I have saved tfidf_vec.vocabulary_ and thus
tfidf_vec2 = TfidfVectorizer(ngram_range=(1,3), analyzer='word', binary=False, stop_words=stopWords, min_df=0.01, use_idf=True,vocabulary=pickle.load(open("../vocab.pkl", "rb"))
... ...
feat_test = pipeline2.transform(X_test)
It says "NotFittedError: idf vector is not fitted". I then used fit_transform rather than transform but it generates a feature vector that contains different values (comparing to the correct feature vector). Then I followed http://thiagomarzagao.com/2015/12/08/saving-TfidfVectorizer-without-pickles/ and still struggling to get it work.

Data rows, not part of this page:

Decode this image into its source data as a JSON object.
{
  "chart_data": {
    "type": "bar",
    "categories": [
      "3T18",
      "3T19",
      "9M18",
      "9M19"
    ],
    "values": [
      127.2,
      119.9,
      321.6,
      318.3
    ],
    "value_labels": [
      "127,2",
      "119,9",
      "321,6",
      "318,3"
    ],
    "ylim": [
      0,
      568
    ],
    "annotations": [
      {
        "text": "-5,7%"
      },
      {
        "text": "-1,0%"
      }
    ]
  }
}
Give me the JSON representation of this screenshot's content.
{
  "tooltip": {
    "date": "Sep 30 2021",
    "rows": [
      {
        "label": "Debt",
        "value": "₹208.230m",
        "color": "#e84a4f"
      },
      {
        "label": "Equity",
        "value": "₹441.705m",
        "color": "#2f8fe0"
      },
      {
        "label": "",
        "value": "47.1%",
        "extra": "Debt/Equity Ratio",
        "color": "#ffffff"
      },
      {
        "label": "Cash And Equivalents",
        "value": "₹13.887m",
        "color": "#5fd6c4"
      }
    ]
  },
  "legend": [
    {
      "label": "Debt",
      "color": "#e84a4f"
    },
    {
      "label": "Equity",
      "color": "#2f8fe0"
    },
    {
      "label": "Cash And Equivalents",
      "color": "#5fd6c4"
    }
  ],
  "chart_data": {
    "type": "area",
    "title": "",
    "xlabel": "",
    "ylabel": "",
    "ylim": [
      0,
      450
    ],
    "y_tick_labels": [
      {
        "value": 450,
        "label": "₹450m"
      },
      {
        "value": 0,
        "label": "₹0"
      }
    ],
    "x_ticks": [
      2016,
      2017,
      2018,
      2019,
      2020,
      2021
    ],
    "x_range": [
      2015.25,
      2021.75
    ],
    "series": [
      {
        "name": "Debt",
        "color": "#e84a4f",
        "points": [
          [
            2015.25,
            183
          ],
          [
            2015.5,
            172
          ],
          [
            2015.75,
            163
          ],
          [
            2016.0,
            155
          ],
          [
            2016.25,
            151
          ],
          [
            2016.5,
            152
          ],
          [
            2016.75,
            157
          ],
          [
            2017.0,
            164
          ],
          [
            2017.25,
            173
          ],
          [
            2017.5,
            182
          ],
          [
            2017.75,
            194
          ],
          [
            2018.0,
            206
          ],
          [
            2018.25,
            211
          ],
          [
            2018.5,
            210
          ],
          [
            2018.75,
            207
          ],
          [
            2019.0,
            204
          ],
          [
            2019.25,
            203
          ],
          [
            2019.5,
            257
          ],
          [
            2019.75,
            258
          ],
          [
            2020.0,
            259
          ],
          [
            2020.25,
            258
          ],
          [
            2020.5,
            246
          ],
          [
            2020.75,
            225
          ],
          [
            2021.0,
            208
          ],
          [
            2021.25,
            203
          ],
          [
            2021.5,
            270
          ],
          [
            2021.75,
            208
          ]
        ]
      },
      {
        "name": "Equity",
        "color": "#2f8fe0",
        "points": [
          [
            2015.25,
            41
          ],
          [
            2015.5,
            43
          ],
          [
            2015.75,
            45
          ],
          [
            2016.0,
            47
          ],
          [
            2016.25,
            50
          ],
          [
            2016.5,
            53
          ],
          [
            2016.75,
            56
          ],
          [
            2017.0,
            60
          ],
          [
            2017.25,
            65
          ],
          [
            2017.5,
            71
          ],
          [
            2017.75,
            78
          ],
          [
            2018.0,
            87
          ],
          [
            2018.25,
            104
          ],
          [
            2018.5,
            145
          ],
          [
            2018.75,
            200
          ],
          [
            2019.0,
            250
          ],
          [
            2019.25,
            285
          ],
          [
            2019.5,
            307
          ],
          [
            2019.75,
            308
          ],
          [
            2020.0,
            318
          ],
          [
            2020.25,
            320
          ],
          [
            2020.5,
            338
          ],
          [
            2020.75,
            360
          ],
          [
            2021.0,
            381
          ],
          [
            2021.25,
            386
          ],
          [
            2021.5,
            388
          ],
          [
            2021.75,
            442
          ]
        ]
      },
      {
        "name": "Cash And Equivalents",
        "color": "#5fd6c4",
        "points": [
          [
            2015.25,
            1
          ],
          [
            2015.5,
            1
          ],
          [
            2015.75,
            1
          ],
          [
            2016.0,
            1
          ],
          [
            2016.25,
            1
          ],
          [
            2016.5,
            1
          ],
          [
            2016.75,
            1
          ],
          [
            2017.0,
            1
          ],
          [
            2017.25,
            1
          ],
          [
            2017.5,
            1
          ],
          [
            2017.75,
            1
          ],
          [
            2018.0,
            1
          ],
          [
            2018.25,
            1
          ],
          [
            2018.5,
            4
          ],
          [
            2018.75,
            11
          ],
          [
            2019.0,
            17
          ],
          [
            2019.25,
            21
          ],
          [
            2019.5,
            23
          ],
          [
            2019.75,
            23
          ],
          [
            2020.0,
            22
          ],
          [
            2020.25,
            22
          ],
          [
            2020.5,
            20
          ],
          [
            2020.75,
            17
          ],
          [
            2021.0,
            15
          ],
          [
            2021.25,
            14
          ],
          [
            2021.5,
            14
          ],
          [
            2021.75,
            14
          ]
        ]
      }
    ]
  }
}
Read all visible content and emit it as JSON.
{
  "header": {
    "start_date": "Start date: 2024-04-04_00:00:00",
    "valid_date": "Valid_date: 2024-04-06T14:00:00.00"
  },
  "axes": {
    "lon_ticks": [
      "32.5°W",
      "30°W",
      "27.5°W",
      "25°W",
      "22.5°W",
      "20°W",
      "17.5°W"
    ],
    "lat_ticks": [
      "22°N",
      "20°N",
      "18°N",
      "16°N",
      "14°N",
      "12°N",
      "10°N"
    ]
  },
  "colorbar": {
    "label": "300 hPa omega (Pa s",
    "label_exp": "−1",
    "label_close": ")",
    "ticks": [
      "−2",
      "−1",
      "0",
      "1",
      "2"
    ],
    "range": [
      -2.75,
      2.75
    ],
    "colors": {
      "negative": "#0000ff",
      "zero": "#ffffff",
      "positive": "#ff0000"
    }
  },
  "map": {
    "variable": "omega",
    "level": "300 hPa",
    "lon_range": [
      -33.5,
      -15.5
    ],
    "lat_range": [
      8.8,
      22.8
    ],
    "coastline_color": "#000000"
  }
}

Is there a simpler way to achieve this? Thanks!
Upvotes: 5
Views: 4039
Reputation: 784
It is not clear what you want to achieve and what issues are you facing. From what I understand, you tried this
I have used joblib.dump to save this pipeline but it generated toooo many .npy files so I had to stop the writing process. It was a rather stupid attempt!
And as this was not satisfing you, you tried some other alternatives. Well, if you want to generate only one file you can just do this:
joblib.dump(pipeline, 'filename.pkl', compress = 1)
Also, I strongly recomed you to insert a Minimum Viable Example for the next time!
Upvotes: 1
Reputation: 597
I would use joblib.dump as you have it in the first option. How many *.npy files is it generating? What is wrong with having lots of *.npy files?
Upvotes: 0